The scope of work involved the construction of two reactors, two clarifiers, a blower building, splitter boxes (including for future duplication of reactors in 10 years), secondary effluent (SEF) pipeline, sludge storage tanks and interconnecting SEF pipework to provide additional secondary treatment capacity of approximately 250,000 people. We successfully installed the twin SEF pipes using a pipejacking method, which required precision in execution due to a gas main, 33 kV cable, and the main fuel main from the Marsden Point Refinery to Auckland and the airport running along the alignment.
Working adjacent to critical services and an operational plant in a constrained brownfields environment required stringent safety management. We developed a strong safety culture and implemented a thorough training and awareness programme to ensure all staff understood and proactively mitigated the risks of a high-hazard environment.
Understanding the constraints of working in a brownfield environment was essential to ensuring production targets were achieved. The JV team worked collaboratively with Watercare to enhance the programme and provide alternate solutions that saved Watercare money.

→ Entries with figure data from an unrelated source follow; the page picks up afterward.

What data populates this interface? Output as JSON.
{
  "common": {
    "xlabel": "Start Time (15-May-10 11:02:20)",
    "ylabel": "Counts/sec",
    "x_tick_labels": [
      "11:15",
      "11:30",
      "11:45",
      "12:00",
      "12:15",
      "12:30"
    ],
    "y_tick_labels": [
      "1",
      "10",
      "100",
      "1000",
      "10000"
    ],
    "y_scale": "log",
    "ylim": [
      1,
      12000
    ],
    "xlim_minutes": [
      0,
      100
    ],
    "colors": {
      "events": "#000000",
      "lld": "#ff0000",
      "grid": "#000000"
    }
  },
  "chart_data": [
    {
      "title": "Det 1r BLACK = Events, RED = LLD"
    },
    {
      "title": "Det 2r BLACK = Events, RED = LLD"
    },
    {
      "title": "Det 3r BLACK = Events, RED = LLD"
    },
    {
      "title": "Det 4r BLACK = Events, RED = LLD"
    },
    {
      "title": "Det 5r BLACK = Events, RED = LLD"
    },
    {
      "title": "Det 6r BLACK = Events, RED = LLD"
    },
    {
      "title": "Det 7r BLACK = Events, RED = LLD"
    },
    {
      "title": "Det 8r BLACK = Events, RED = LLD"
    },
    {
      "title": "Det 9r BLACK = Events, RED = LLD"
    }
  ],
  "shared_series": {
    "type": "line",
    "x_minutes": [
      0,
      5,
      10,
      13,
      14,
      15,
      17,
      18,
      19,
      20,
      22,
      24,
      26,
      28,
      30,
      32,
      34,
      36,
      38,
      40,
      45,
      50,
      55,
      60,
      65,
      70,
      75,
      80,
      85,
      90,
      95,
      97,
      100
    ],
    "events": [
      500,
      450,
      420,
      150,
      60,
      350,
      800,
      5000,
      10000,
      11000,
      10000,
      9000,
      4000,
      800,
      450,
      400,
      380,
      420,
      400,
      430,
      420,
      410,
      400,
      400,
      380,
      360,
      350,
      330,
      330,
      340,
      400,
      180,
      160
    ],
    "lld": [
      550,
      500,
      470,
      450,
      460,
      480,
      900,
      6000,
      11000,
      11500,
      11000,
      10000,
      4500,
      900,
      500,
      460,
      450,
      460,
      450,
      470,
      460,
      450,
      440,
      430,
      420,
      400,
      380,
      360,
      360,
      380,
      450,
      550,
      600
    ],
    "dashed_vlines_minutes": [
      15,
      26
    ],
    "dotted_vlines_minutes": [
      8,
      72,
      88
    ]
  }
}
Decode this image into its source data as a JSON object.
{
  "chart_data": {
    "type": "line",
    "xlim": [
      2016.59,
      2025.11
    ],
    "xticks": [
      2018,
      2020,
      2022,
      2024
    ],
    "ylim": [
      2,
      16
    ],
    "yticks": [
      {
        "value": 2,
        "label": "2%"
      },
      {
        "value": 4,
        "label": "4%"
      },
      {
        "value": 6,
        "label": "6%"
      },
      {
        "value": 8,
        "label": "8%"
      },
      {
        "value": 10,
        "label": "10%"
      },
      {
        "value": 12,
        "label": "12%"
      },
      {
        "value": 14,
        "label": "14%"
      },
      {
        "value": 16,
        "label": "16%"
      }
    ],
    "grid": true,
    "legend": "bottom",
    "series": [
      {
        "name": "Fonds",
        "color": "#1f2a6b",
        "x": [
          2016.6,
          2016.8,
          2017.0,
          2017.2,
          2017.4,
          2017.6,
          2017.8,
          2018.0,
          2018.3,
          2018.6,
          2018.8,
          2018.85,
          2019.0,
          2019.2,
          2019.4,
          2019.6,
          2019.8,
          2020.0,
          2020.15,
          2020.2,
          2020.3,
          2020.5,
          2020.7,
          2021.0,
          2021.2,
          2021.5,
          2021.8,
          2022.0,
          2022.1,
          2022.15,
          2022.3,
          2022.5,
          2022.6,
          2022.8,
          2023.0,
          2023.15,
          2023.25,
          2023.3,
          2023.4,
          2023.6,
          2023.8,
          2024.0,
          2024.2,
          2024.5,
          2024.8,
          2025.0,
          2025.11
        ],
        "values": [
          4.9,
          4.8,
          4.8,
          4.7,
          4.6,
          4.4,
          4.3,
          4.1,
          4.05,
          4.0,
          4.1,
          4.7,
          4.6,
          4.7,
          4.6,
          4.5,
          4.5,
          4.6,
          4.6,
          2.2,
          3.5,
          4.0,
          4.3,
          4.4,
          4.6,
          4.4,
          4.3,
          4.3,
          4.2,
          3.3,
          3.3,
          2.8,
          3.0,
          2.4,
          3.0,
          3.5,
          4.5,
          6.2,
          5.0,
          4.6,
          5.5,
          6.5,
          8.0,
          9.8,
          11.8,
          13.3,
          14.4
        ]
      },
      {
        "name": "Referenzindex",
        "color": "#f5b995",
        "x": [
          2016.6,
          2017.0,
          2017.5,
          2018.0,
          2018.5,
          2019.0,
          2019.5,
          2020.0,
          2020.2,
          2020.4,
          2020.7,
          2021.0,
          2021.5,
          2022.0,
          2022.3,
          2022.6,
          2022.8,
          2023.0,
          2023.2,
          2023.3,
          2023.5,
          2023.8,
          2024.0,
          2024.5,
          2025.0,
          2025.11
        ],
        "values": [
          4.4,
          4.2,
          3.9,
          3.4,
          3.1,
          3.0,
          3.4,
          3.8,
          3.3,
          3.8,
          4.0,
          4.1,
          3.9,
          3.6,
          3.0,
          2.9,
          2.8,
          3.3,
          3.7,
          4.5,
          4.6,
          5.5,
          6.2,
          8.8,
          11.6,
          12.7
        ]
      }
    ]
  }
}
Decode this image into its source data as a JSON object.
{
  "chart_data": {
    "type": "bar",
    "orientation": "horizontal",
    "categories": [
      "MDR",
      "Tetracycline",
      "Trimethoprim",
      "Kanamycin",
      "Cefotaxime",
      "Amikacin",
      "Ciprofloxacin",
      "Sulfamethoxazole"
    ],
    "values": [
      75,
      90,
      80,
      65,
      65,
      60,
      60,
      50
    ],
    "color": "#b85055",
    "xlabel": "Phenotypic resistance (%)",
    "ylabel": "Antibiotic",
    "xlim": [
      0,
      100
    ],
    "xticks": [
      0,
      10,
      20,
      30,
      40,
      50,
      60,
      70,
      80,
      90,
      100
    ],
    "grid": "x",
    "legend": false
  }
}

The JV was responsible for the design and construction of the reactor and clarifier tanks, which are lightweight, post-tensioned precast concrete structures. Underlying soft soils saw these large tanks founded on some 2,400 driven piles. Large precast concrete panels were cast and erected on site to form the tank walls. This provided an economical, safer construction methodology by reducing the amount of work at height required.